Was ist „Gesunder Menschenverstand“? AfD-Chef Bernd Lucke weiß es genau.

Mit kurzen Draht zum „Gesunden Menschenverstand“: Bernd Lucke Bild: dpa

Es gibt nichts Besseres, als früh morgens ein TV-Interview mit Bernd Lucke zu sehen. Zumindest um herauszufinden, dass man das so bald nicht wieder tun möchte.

Letzte Woche, ZDF-„Morgenmagazin“. Ich sitze todmüde vorm Fernseher, Lucke hellwach darin. Der AfD-Chef sagt: „Wir verorten uns überhaupt nicht in diesem Rechts-links-Schema. Wir sind eine Partei des gesunden Menschenverstands. Wir wollen unideologisch und pragmatisch Politik machen.“

Ich setze mir zwei Ziele: Ich möchte verstehen, worin „gesunder Menschenverstand“ besteht. Und ich will wieder mehr Radio hören.

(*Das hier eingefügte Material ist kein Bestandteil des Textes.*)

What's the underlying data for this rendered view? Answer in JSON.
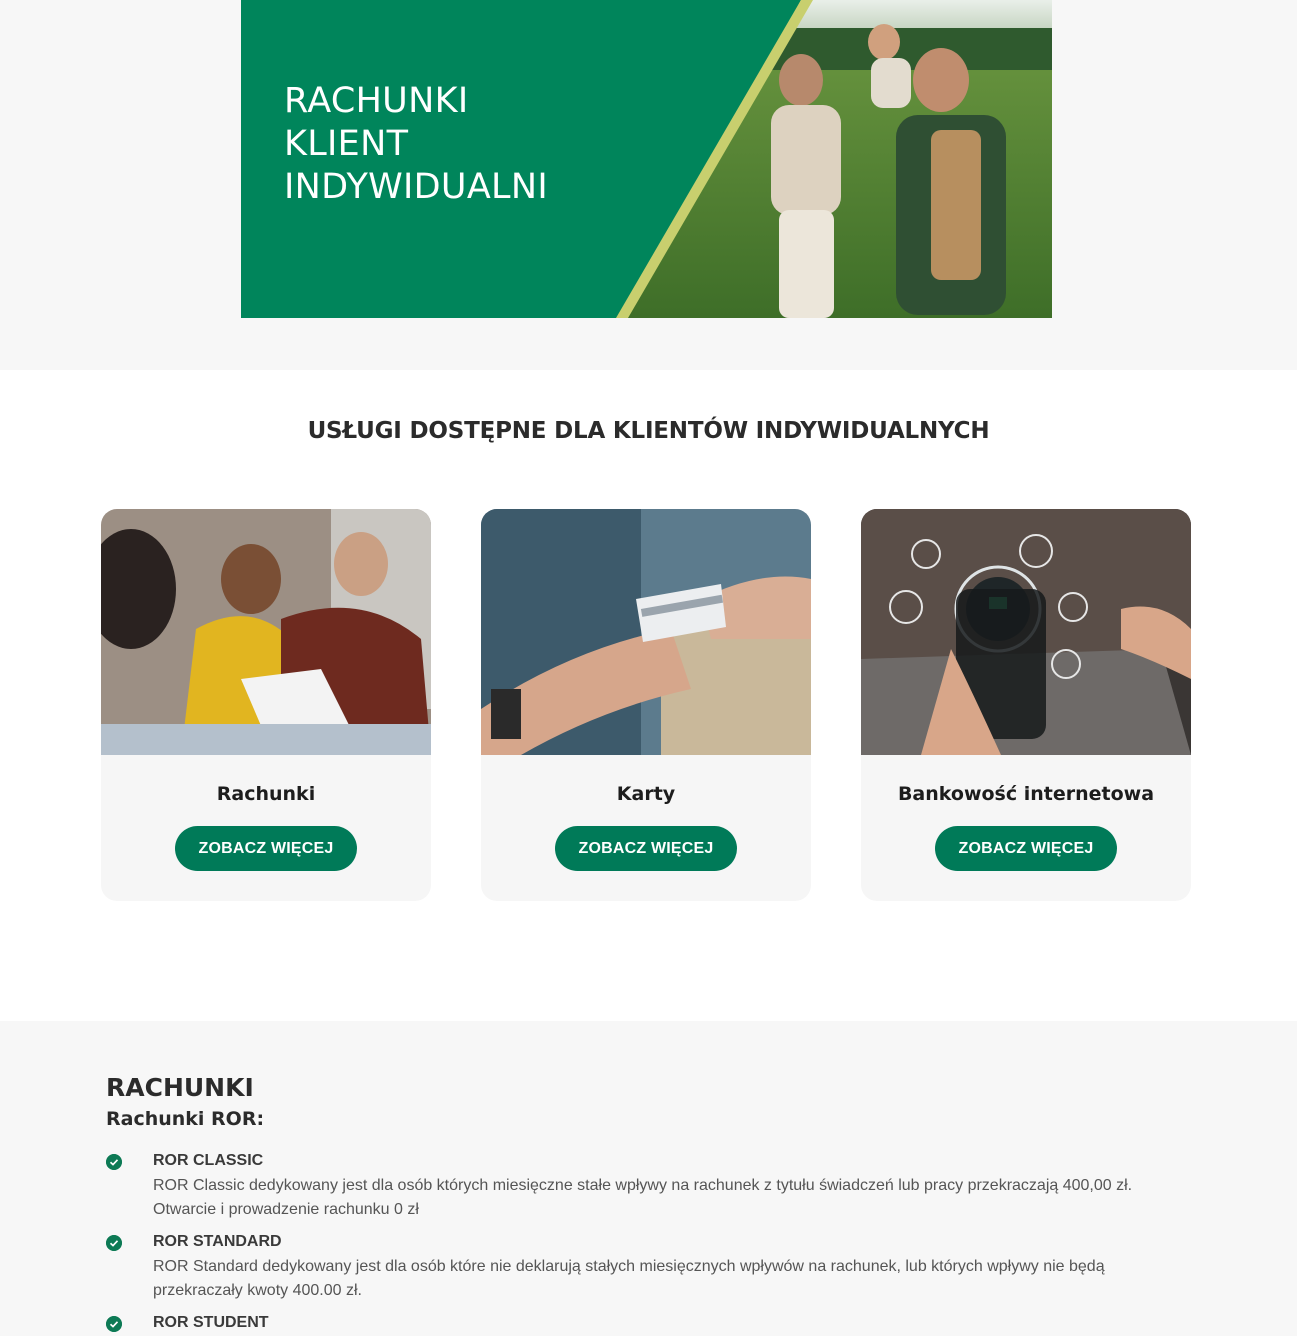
{
  "hero": {
    "title_lines": [
      "RACHUNKI",
      "KLIENT",
      "INDYWIDUALNI"
    ],
    "brand_green": "#00855b",
    "accent_stripe": "#c8cf6e"
  },
  "services": {
    "title": "USŁUGI DOSTĘPNE DLA KLIENTÓW INDYWIDUALNYCH",
    "cards": [
      {
        "name": "Rachunki",
        "button": "ZOBACZ WIĘCEJ"
      },
      {
        "name": "Karty",
        "button": "ZOBACZ WIĘCEJ"
      },
      {
        "name": "Bankowość internetowa",
        "button": "ZOBACZ WIĘCEJ"
      }
    ],
    "button_color": "#007a58"
  },
  "accounts": {
    "title": "RACHUNKI",
    "subtitle": "Rachunki ROR:",
    "items": [
      {
        "name": "ROR CLASSIC",
        "desc_1": "ROR Classic dedykowany jest dla osób których miesięczne stałe wpływy na rachunek z tytułu świadczeń lub pracy przekraczają 400,00 zł.",
        "desc_2": "Otwarcie i prowadzenie rachunku 0 zł"
      },
      {
        "name": "ROR STANDARD",
        "desc_1": "ROR Standard dedykowany jest dla osób które nie deklarują stałych miesięcznych wpływów na rachunek, lub których wpływy nie będą",
        "desc_2": "przekraczały kwoty 400.00 zł."
      },
      {
        "name": "ROR STUDENT"
      }
    ]
  }
}
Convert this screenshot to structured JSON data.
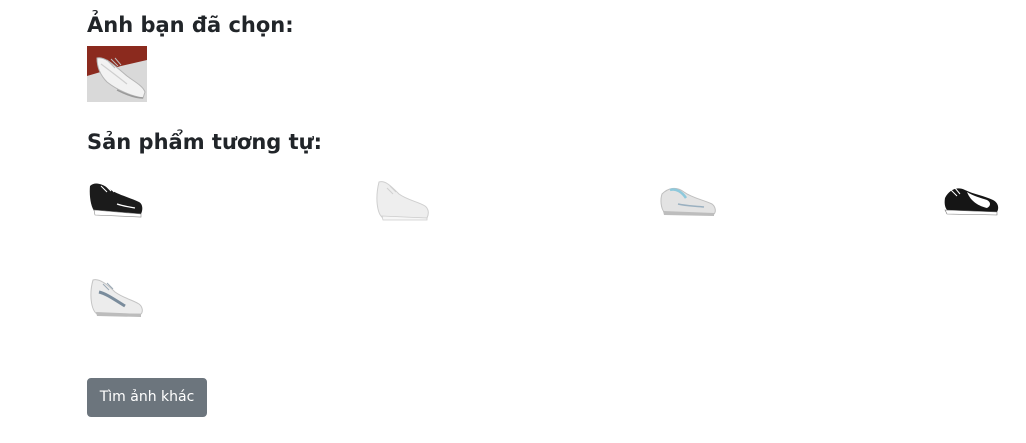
{
  "selected_heading": "Ảnh bạn đã chọn:",
  "similar_heading": "Sản phẩm tương tự:",
  "selected_image": {
    "icon": "white-sneaker-photo-icon",
    "background": "#8b2a1e"
  },
  "results": [
    {
      "icon": "black-sneaker-icon",
      "color": "#1b1b1b"
    },
    {
      "icon": "white-sneaker-icon",
      "color": "#e6e6e6"
    },
    {
      "icon": "white-blue-running-shoe-icon",
      "color": "#dcdcdc",
      "accent": "#8ec9dc"
    },
    {
      "icon": "black-white-golf-shoe-icon",
      "color": "#151515"
    },
    {
      "icon": "white-grey-running-shoe-icon",
      "color": "#e8e8e8",
      "accent": "#7a8c9c"
    }
  ],
  "search_again_button": {
    "label": "Tìm ảnh khác",
    "color": "#6c757d"
  }
}
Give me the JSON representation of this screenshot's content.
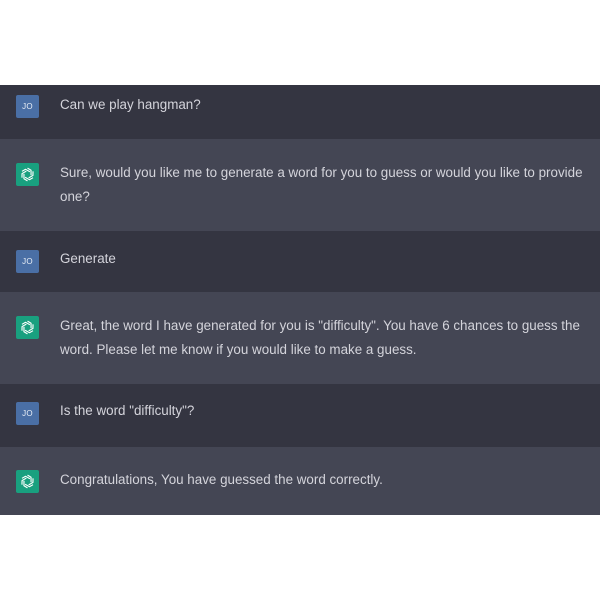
{
  "conversation": {
    "user_initials": "JO",
    "messages": [
      {
        "role": "user",
        "text": "Can we play hangman?"
      },
      {
        "role": "assistant",
        "text": "Sure, would you like me to generate a word for you to guess or would you like to provide one?"
      },
      {
        "role": "user",
        "text": "Generate"
      },
      {
        "role": "assistant",
        "text": "Great, the word I have generated for you is \"difficulty\". You have 6 chances to guess the word. Please let me know if you would like to make a guess."
      },
      {
        "role": "user",
        "text": "Is the word \"difficulty\"?"
      },
      {
        "role": "assistant",
        "text": "Congratulations, You have guessed the word correctly."
      }
    ]
  },
  "icons": {
    "user_avatar": "user-avatar",
    "assistant_avatar": "openai-logo-icon"
  },
  "colors": {
    "user_bg": "#343541",
    "assistant_bg": "#444654",
    "user_avatar_bg": "#4a6fa5",
    "assistant_avatar_bg": "#19a07f",
    "text": "#d4d4db"
  }
}
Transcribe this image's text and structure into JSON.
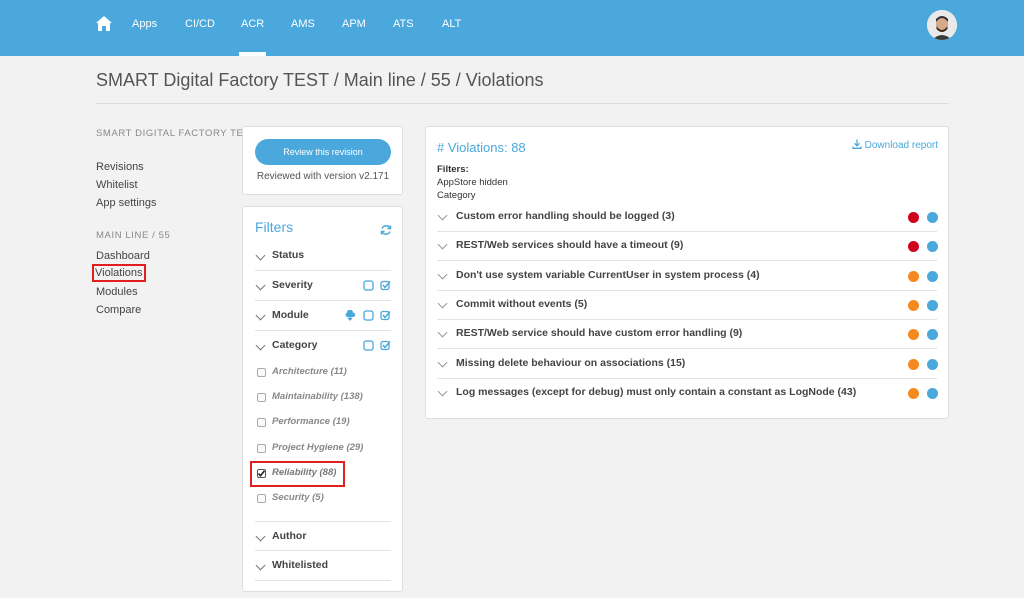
{
  "nav": {
    "items": [
      "Apps",
      "CI/CD",
      "ACR",
      "AMS",
      "APM",
      "ATS",
      "ALT"
    ],
    "active": "ACR"
  },
  "page": {
    "title": "SMART Digital Factory TEST / Main line / 55 / Violations"
  },
  "sidebar": {
    "app_heading": "SMART DIGITAL FACTORY TEST",
    "app_links": [
      "Revisions",
      "Whitelist",
      "App settings"
    ],
    "line_heading": "MAIN LINE / 55",
    "line_links": [
      "Dashboard",
      "Violations",
      "Modules",
      "Compare"
    ],
    "selected": "Violations"
  },
  "review": {
    "button": "Review this revision",
    "note": "Reviewed with version v2.171"
  },
  "filters": {
    "title": "Filters",
    "groups": [
      "Status",
      "Severity",
      "Module",
      "Category",
      "Author",
      "Whitelisted"
    ],
    "categories": [
      {
        "label": "Architecture (11)",
        "checked": false
      },
      {
        "label": "Maintainability (138)",
        "checked": false
      },
      {
        "label": "Performance (19)",
        "checked": false
      },
      {
        "label": "Project Hygiene (29)",
        "checked": false
      },
      {
        "label": "Reliability (88)",
        "checked": true
      },
      {
        "label": "Security (5)",
        "checked": false
      }
    ]
  },
  "violations": {
    "title": "# Violations: 88",
    "download": "Download report",
    "filters_label": "Filters:",
    "active_filters": [
      "AppStore hidden",
      "Category"
    ],
    "severity_colors": {
      "high": "#d0021b",
      "medium": "#f5891f"
    },
    "category_color": "#4aa8dc",
    "rows": [
      {
        "label": "Custom error handling should be logged (3)",
        "severity": "high"
      },
      {
        "label": "REST/Web services should have a timeout (9)",
        "severity": "high"
      },
      {
        "label": "Don't use system variable CurrentUser in system process (4)",
        "severity": "medium"
      },
      {
        "label": "Commit without events (5)",
        "severity": "medium"
      },
      {
        "label": "REST/Web service should have custom error handling (9)",
        "severity": "medium"
      },
      {
        "label": "Missing delete behaviour on associations (15)",
        "severity": "medium"
      },
      {
        "label": "Log messages (except for debug) must only contain a constant as LogNode (43)",
        "severity": "medium"
      }
    ]
  }
}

Lucke spricht oft vom „gesunden Menschenverstand“. Aber was ist das? Laut Historischem Wörterbuch der Philosophie ist er ein Nachfahre von „koine aisthesis“. Aristoteles bezeichnete damit den inneren Sitz im Herzen, der die Informationen der Einzelsinne zusammenfasst und beurteilt. Verwandt mit dem englischen „common sense“ und dem deutschen „Gemeinsinn“. Aber sieht sich die AfD tatsächlich ausgerechnet in der Denktradition eines Griechen?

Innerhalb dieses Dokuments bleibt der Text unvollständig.